At this point, the information that we ingested in Step 1 exists only on tapes stored at a secure location off-site. However, because the data tapes' meta-data and content databases are still tracked in the information repository, the information on them can be easily located using the information repository's search and retrieve functionality.
The preceding scenario can easily be augmented to include any number of storage devices, vaults, units of media, and storage pools. Adding specialized storage pools for information that needs to be set aside for regulatory purposes is as easy as installing information repository software on a new device and creating polices to ingest the needed information from primary storage and mange it in secondary storage.
Storage technology and application refreshing
Another issue the information repository resolves is the problem created as old storage technologies are phased out. As new media technologies are implemented, simple migration policies can move data from media technologies being phased out onto the newer media.
It can also eliminate the problem of keeping archived data in-step with current application versions by putting the data through an application refresh. In this scenario, data is located and opened with a current version of the application software that created it. It is then saved to a network storage location that acts as an ingest point into the information repository. This ensures that data remains viable over long archive durations.
By implementing an information repository, businesses can solve the problem of information management and data proliferation in their current storage environments and invest in new storage hardware technologies only as the need arises to scale their information repository. Unlike traditional storage solutions that try to meet the challenges of data management and data proliferation by increasing the amount of available storage, information repositories have the potential to reduce the size of storage environments while simultaneously ensuring that all of the data being preserved is easily found, recovered, and is totally usable.

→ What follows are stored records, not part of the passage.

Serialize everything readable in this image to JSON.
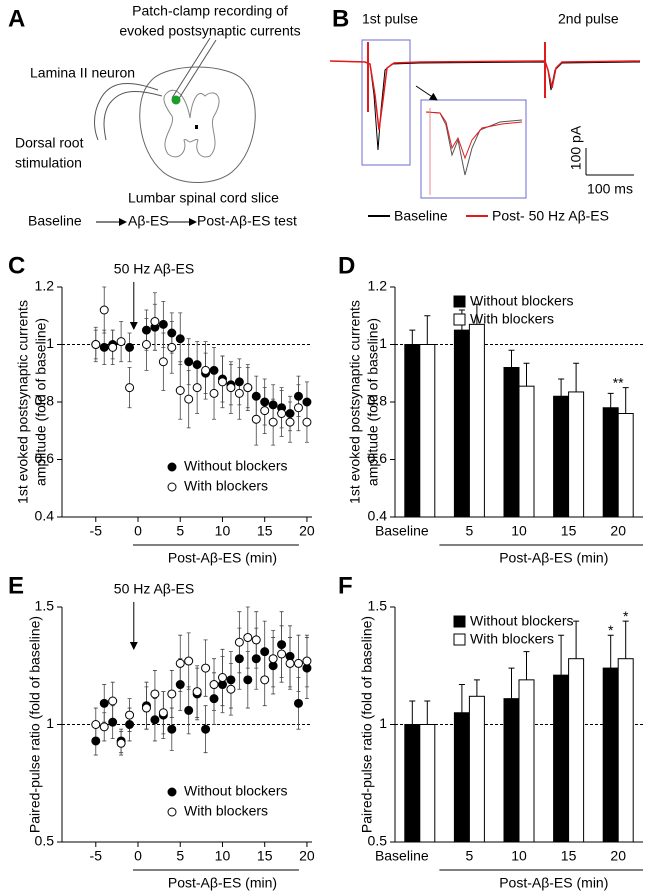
{
  "panel_a": {
    "label": "A",
    "recording": [
      "Patch-clamp recording of",
      "evoked postsynaptic currents"
    ],
    "neuron": "Lamina II neuron",
    "stimulation": [
      "Dorsal root",
      "stimulation"
    ],
    "slice": "Lumbar spinal cord slice",
    "protocol": [
      "Baseline",
      "Aβ-ES",
      "Post-Aβ-ES test"
    ]
  },
  "panel_b": {
    "label": "B",
    "pulses": [
      "1st pulse",
      "2nd pulse"
    ],
    "scale": [
      "100 pA",
      "100 ms"
    ],
    "legend": [
      "Baseline",
      "Post- 50 Hz Aβ-ES"
    ]
  },
  "chart_data": [
    {
      "type": "scatter",
      "panel": "C",
      "ylabel": [
        "1st evoked postsynaptic currents",
        "amplitude (fold of baseline)"
      ],
      "xlabel": "Post-Aβ-ES (min)",
      "annotation": {
        "text": "50 Hz Aβ-ES",
        "x": -0.5
      },
      "xlim": [
        -9,
        20.6
      ],
      "xticks": [
        -5,
        0,
        5,
        10,
        15,
        20
      ],
      "ylim": [
        0.4,
        1.2
      ],
      "yticks": [
        0.4,
        0.6,
        0.8,
        1,
        1.2
      ],
      "refline": 1,
      "legend": "lower right",
      "series": [
        {
          "name": "Without blockers",
          "color": "#000000",
          "x": [
            -5,
            -4,
            -3,
            -1,
            1,
            2,
            3,
            4,
            5,
            6,
            7,
            8,
            9,
            10,
            11,
            12,
            13,
            14,
            15,
            16,
            17,
            18,
            19,
            20
          ],
          "values": [
            1.0,
            0.99,
            1.0,
            0.99,
            1.05,
            1.06,
            1.07,
            1.04,
            1.02,
            0.94,
            0.93,
            0.9,
            0.91,
            0.88,
            0.86,
            0.87,
            0.85,
            0.82,
            0.8,
            0.79,
            0.78,
            0.76,
            0.82,
            0.8
          ],
          "errors": [
            0.05,
            0.06,
            0.05,
            0.05,
            0.07,
            0.08,
            0.08,
            0.07,
            0.09,
            0.08,
            0.08,
            0.07,
            0.08,
            0.08,
            0.07,
            0.08,
            0.07,
            0.07,
            0.08,
            0.07,
            0.07,
            0.06,
            0.07,
            0.07
          ]
        },
        {
          "name": "With blockers",
          "color": "#ffffff",
          "x": [
            -5,
            -4,
            -3,
            -2,
            -1,
            1,
            2,
            3,
            4,
            5,
            6,
            7,
            8,
            9,
            10,
            11,
            12,
            13,
            14,
            15,
            16,
            17,
            18,
            19,
            20
          ],
          "values": [
            1.0,
            1.12,
            0.99,
            1.01,
            0.85,
            1.0,
            1.08,
            0.94,
            0.99,
            0.84,
            0.81,
            0.85,
            0.91,
            0.83,
            0.87,
            0.85,
            0.83,
            0.85,
            0.74,
            0.77,
            0.73,
            0.76,
            0.73,
            0.78,
            0.73
          ],
          "errors": [
            0.06,
            0.08,
            0.06,
            0.07,
            0.07,
            0.09,
            0.1,
            0.1,
            0.09,
            0.1,
            0.1,
            0.09,
            0.1,
            0.09,
            0.09,
            0.09,
            0.09,
            0.08,
            0.09,
            0.08,
            0.08,
            0.08,
            0.07,
            0.08,
            0.07
          ]
        }
      ]
    },
    {
      "type": "bar",
      "panel": "D",
      "ylabel": [
        "1st evoked postsynaptic currents",
        "amplitude (fold of baseline)"
      ],
      "xlabel": "Post-Aβ-ES (min)",
      "categories": [
        "Baseline",
        "5",
        "10",
        "15",
        "20"
      ],
      "ylim": [
        0.4,
        1.2
      ],
      "yticks": [
        0.4,
        0.6,
        0.8,
        1,
        1.2
      ],
      "refline": 1,
      "legend": "upper right",
      "annotations": [
        {
          "text": "**",
          "category": "20"
        }
      ],
      "series": [
        {
          "name": "Without blockers",
          "color": "#000000",
          "values": [
            1.0,
            1.05,
            0.92,
            0.82,
            0.78
          ],
          "errors": [
            0.05,
            0.07,
            0.06,
            0.06,
            0.05
          ]
        },
        {
          "name": "With blockers",
          "color": "#ffffff",
          "values": [
            1.0,
            1.07,
            0.855,
            0.835,
            0.76
          ],
          "errors": [
            0.1,
            0.07,
            0.08,
            0.1,
            0.09
          ]
        }
      ]
    },
    {
      "type": "scatter",
      "panel": "E",
      "ylabel": [
        "Paired-pulse ratio (fold of baseline)"
      ],
      "xlabel": "Post-Aβ-ES (min)",
      "annotation": {
        "text": "50 Hz Aβ-ES",
        "x": -0.5
      },
      "xlim": [
        -9,
        20.6
      ],
      "xticks": [
        -5,
        0,
        5,
        10,
        15,
        20
      ],
      "ylim": [
        0.5,
        1.5
      ],
      "yticks": [
        0.5,
        1,
        1.5
      ],
      "refline": 1,
      "legend": "lower right",
      "series": [
        {
          "name": "Without blockers",
          "color": "#000000",
          "x": [
            -5,
            -4,
            -3,
            -2,
            -1,
            1,
            2,
            3,
            4,
            5,
            6,
            7,
            8,
            9,
            10,
            11,
            12,
            13,
            14,
            15,
            16,
            17,
            18,
            19,
            20
          ],
          "values": [
            0.93,
            1.09,
            1.01,
            0.93,
            1.0,
            1.08,
            1.02,
            1.04,
            0.98,
            1.17,
            1.06,
            1.13,
            0.98,
            1.11,
            1.17,
            1.19,
            1.28,
            1.19,
            1.28,
            1.31,
            1.25,
            1.34,
            1.29,
            1.09,
            1.24
          ],
          "errors": [
            0.06,
            0.08,
            0.07,
            0.05,
            0.07,
            0.1,
            0.09,
            0.1,
            0.09,
            0.11,
            0.1,
            0.11,
            0.1,
            0.11,
            0.12,
            0.12,
            0.13,
            0.12,
            0.13,
            0.13,
            0.12,
            0.14,
            0.13,
            0.11,
            0.13
          ]
        },
        {
          "name": "With blockers",
          "color": "#ffffff",
          "x": [
            -5,
            -4,
            -3,
            -2,
            -1,
            1,
            2,
            3,
            4,
            5,
            6,
            7,
            8,
            9,
            10,
            11,
            12,
            13,
            14,
            15,
            16,
            17,
            18,
            19,
            20
          ],
          "values": [
            1.0,
            0.99,
            1.1,
            0.92,
            1.04,
            1.07,
            1.13,
            1.05,
            1.13,
            1.26,
            1.27,
            1.14,
            1.24,
            1.17,
            1.2,
            1.15,
            1.35,
            1.37,
            1.36,
            1.19,
            1.28,
            1.3,
            1.26,
            1.26,
            1.27
          ],
          "errors": [
            0.07,
            0.06,
            0.08,
            0.05,
            0.07,
            0.09,
            0.1,
            0.09,
            0.1,
            0.12,
            0.12,
            0.11,
            0.12,
            0.11,
            0.12,
            0.11,
            0.13,
            0.13,
            0.12,
            0.11,
            0.12,
            0.12,
            0.11,
            0.12,
            0.11
          ]
        }
      ]
    },
    {
      "type": "bar",
      "panel": "F",
      "ylabel": [
        "Paired-pulse ratio (fold of baseline)"
      ],
      "xlabel": "Post-Aβ-ES (min)",
      "categories": [
        "Baseline",
        "5",
        "10",
        "15",
        "20"
      ],
      "ylim": [
        0.5,
        1.5
      ],
      "yticks": [
        0.5,
        1,
        1.5
      ],
      "refline": 1,
      "legend": "upper right",
      "annotations": [
        {
          "text": "*",
          "category": "20",
          "series": "Without blockers"
        },
        {
          "text": "*",
          "category": "20",
          "series": "With blockers"
        }
      ],
      "series": [
        {
          "name": "Without blockers",
          "color": "#000000",
          "values": [
            1.0,
            1.05,
            1.11,
            1.21,
            1.24
          ],
          "errors": [
            0.1,
            0.12,
            0.13,
            0.17,
            0.14
          ]
        },
        {
          "name": "With blockers",
          "color": "#ffffff",
          "values": [
            1.0,
            1.12,
            1.19,
            1.28,
            1.28
          ],
          "errors": [
            0.1,
            0.07,
            0.12,
            0.16,
            0.16
          ]
        }
      ]
    }
  ]
}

In short, the information repository is an easily deployable, easily scalable, policy driven, federated secondary tier of information storage with robust search and recover functionality. It can comprise multiple, already in place networked data storage technologies running on diverse operating systems. Because of this, it provides configuration flexibility, virtually limitless extensibility, redundancy, and reliable failover. Net benefits include reduced proliferation of lower priority data in primary and secondary storage, less primary and secondary storage needs, better efficiency, lower costs, and more cost effective management and utilization of corporate information assets.